Dean spoke about Miro.com. Miro is an open source internet TV platform. I found this service especially interesting because it really does work at becoming a visual media portal for users. For example, users can link teir RSS feeds to their profile, as well as searching across a range of existing video hosting platforms (e.g., YouTube, Blip.tv).
• Miro acts like a TiVO and automatically downloads videos you’re interested in and marks viewed shows for deletion etc.
• NRK 365 -- a public Norwegian broadcaster -- has made available a large amount of Hi-definition bit torrent files from their programs. Miro can also grab bit torrent files from peer-to-peer networks, such as the NRK 365 files.
Marc is an advocate for focusing on--and making visible--process approaches to media production and distribution online. He presented a new service developed by Yahoo! called "Tag maps". These servcie aims at:
TagMaps is a toolkit to visualize text (well, tags) geographically on a map. Check out the sample applications, where we use Flickr tags on a map to build a world exploration tool.(quoted from here)
I'll need to check it out to see how this is different to the Flickr-Google maps, mashup, Panoramio, or more ground-breaking than Microsoft's Photosynth.

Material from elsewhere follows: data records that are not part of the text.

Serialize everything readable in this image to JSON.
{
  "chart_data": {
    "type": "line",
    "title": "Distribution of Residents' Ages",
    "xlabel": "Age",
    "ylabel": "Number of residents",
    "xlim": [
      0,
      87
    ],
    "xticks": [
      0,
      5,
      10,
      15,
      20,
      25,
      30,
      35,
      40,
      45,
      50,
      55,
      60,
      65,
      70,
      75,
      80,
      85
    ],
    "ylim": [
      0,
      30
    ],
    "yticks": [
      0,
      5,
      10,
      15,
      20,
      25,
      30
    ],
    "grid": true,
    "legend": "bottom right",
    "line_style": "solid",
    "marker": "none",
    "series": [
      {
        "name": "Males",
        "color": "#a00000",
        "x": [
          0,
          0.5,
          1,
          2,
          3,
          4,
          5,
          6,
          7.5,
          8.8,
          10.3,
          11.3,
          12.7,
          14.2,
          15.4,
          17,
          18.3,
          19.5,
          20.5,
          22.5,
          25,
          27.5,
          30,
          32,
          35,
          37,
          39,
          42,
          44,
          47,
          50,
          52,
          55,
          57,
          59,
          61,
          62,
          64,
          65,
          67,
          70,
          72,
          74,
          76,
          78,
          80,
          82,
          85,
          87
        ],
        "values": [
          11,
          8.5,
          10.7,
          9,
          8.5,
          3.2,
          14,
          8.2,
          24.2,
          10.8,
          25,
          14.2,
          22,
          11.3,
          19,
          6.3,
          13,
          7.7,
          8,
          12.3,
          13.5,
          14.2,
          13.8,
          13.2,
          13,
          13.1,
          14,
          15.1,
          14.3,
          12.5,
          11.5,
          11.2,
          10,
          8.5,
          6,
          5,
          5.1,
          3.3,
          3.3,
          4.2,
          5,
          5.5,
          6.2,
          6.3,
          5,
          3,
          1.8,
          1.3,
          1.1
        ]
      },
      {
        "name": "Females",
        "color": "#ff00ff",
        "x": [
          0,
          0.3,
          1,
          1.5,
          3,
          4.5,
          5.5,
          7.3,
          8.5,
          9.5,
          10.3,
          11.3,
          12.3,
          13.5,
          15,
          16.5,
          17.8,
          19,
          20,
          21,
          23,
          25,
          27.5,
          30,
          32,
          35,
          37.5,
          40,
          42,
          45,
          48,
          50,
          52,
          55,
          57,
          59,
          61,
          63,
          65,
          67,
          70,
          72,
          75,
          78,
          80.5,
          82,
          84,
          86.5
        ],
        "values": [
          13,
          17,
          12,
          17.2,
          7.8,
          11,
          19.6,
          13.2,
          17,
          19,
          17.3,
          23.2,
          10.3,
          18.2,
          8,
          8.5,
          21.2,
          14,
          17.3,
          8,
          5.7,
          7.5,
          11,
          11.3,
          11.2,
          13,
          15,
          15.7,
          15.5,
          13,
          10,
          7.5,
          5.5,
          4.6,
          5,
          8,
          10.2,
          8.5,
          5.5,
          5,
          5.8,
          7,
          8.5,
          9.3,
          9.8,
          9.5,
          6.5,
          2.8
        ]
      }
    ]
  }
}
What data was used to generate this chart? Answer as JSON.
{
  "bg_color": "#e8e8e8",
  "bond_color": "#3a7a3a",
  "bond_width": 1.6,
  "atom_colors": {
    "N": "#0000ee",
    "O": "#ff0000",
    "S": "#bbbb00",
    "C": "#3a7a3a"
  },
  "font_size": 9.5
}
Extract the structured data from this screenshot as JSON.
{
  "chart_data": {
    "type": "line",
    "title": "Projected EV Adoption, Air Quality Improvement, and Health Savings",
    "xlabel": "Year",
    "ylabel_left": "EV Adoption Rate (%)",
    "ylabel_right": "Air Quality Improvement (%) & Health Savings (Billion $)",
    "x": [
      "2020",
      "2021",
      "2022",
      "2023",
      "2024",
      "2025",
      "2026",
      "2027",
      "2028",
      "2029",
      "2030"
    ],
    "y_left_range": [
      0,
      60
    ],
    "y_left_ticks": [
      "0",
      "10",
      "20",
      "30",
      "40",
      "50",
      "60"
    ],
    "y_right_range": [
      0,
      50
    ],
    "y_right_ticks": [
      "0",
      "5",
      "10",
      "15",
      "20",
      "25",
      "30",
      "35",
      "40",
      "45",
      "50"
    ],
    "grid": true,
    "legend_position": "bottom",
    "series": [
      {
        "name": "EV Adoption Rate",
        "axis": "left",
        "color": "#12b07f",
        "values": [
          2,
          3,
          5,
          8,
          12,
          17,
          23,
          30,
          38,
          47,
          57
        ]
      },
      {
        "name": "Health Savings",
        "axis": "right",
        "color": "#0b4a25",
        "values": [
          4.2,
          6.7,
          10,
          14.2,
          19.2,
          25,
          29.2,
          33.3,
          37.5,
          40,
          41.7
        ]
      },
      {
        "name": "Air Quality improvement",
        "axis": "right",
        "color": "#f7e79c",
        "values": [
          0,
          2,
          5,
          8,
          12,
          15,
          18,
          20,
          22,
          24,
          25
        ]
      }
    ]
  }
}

Joi spoke about the importance of paying attention to the ethical dimensions of the media we post media to the internet (e.g., posting unflattering photos or video clips of others). He raised a good point--that he himself tied directly to literacy--about the need for people to understand the normative dimensions of what it’s okay to do/post, in what country it’s okay to post what etc. He argued for the need to develop a better sense of copyright issues among everyday folk -- he claimed (and I agree) that a lot of people really don’t understand copyright laws and what these mean. Joi again linked this very much to literacy and helping people to read their media productions with an eye to copyright laws and suchlike.
This panel is certainly generating lively whole-group debate about surveillance nd privacy, about freedom and corporate control, bandwidth issues, about mobile computing (where the panelists all agree that the U.S. is seriously slow in developing computing and communications and media mobility).
Just as an aside, one of the audience members just mentioned this fascinating online services--dotSUB--which enables users to add subtitles ot videos in a wide range of languages.